Nanoreinforcement mechanism of organomodified layered silicates in EPDM/CIIR blends: experimental analysis and theoretical perspectives of static mechanical and viscoelastic behavior

Abstract

ABSTRACT Ethylene propylene diene (EPDM)–chlorobutyl rubber (CIIR) blends can withstand both radiation and hydrocarbon environments and are used for elastomeric components in nuclear plants. This work investigates the influence of organomodified layered silicates (OMLS) on the mechanical and viscoelastic properties of EPDM–CIIR blends. The morphology and physicochemical interactions are evaluated by X-ray diffraction, transmission electron microscopy and Fourier transform infrared spectroscopy and correlated with the enhancement in mechanical properties. Mooney–Rivlin plots provided insight into the nonlinear mechanical behavior of EPDM–CIIR nanocomposites. From a dynamic mechanical analysis (DMA), it was found that blends with 5 phr OMLS content had the maximum storage modulus.

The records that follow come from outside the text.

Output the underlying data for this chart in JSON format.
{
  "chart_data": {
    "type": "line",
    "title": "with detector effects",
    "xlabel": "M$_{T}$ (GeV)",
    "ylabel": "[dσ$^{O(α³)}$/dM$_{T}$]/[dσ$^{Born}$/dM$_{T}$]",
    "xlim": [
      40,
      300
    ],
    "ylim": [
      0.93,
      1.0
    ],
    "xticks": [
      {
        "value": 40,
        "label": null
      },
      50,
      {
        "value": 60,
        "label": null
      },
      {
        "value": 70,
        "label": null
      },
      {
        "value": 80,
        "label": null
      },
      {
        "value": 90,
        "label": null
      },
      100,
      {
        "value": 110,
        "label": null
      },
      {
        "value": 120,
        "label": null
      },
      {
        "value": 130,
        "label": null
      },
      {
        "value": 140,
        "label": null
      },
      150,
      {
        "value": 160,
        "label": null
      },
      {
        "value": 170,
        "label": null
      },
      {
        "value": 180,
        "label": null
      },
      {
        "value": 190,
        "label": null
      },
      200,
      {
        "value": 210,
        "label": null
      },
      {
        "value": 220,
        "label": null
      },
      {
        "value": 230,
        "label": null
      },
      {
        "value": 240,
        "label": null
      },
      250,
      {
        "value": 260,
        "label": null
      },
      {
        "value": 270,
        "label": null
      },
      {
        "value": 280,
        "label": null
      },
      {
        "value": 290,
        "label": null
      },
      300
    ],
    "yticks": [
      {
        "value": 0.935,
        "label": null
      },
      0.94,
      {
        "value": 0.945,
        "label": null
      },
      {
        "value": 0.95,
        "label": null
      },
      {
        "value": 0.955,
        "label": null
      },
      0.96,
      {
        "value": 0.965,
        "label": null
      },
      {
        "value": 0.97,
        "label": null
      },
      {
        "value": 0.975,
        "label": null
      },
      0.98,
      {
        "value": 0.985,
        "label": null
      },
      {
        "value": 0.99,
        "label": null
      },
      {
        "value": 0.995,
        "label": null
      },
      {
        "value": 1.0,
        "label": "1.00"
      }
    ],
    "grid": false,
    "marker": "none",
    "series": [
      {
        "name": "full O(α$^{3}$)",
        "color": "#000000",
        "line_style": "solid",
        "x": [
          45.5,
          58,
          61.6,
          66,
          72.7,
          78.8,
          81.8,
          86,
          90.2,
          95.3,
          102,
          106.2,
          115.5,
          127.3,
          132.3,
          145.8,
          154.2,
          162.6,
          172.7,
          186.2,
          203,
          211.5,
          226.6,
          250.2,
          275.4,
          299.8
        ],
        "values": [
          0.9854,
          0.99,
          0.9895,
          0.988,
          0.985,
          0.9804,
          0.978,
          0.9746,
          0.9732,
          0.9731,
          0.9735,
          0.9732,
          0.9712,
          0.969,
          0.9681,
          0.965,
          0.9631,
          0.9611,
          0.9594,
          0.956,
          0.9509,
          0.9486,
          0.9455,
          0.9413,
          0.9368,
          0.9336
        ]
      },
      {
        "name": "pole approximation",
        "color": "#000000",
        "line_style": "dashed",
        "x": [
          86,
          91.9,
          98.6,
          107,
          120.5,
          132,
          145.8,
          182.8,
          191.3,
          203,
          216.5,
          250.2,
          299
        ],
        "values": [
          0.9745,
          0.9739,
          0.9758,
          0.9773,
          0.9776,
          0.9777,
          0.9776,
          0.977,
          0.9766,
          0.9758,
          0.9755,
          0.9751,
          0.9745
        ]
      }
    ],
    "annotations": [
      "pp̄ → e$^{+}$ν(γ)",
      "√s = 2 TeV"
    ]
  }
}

Significant lowering as well as broadening of tanδ peak was observed for blends with well-dispersed OMLS (5 phr). The entanglement density and constrained volume near the interfaces, calculated from the DMA data, gave an insight to the reinforcing mechanism. Rheological characteristics of the nanoreinforced blends also revealed the stiffening effect of OMLS. Payne effect and stress relaxation studies confirmed good rubber–OMLS interactions. The applicability of various analytical models to predict the static and dynamic modulus as well as the Payne effect is explored.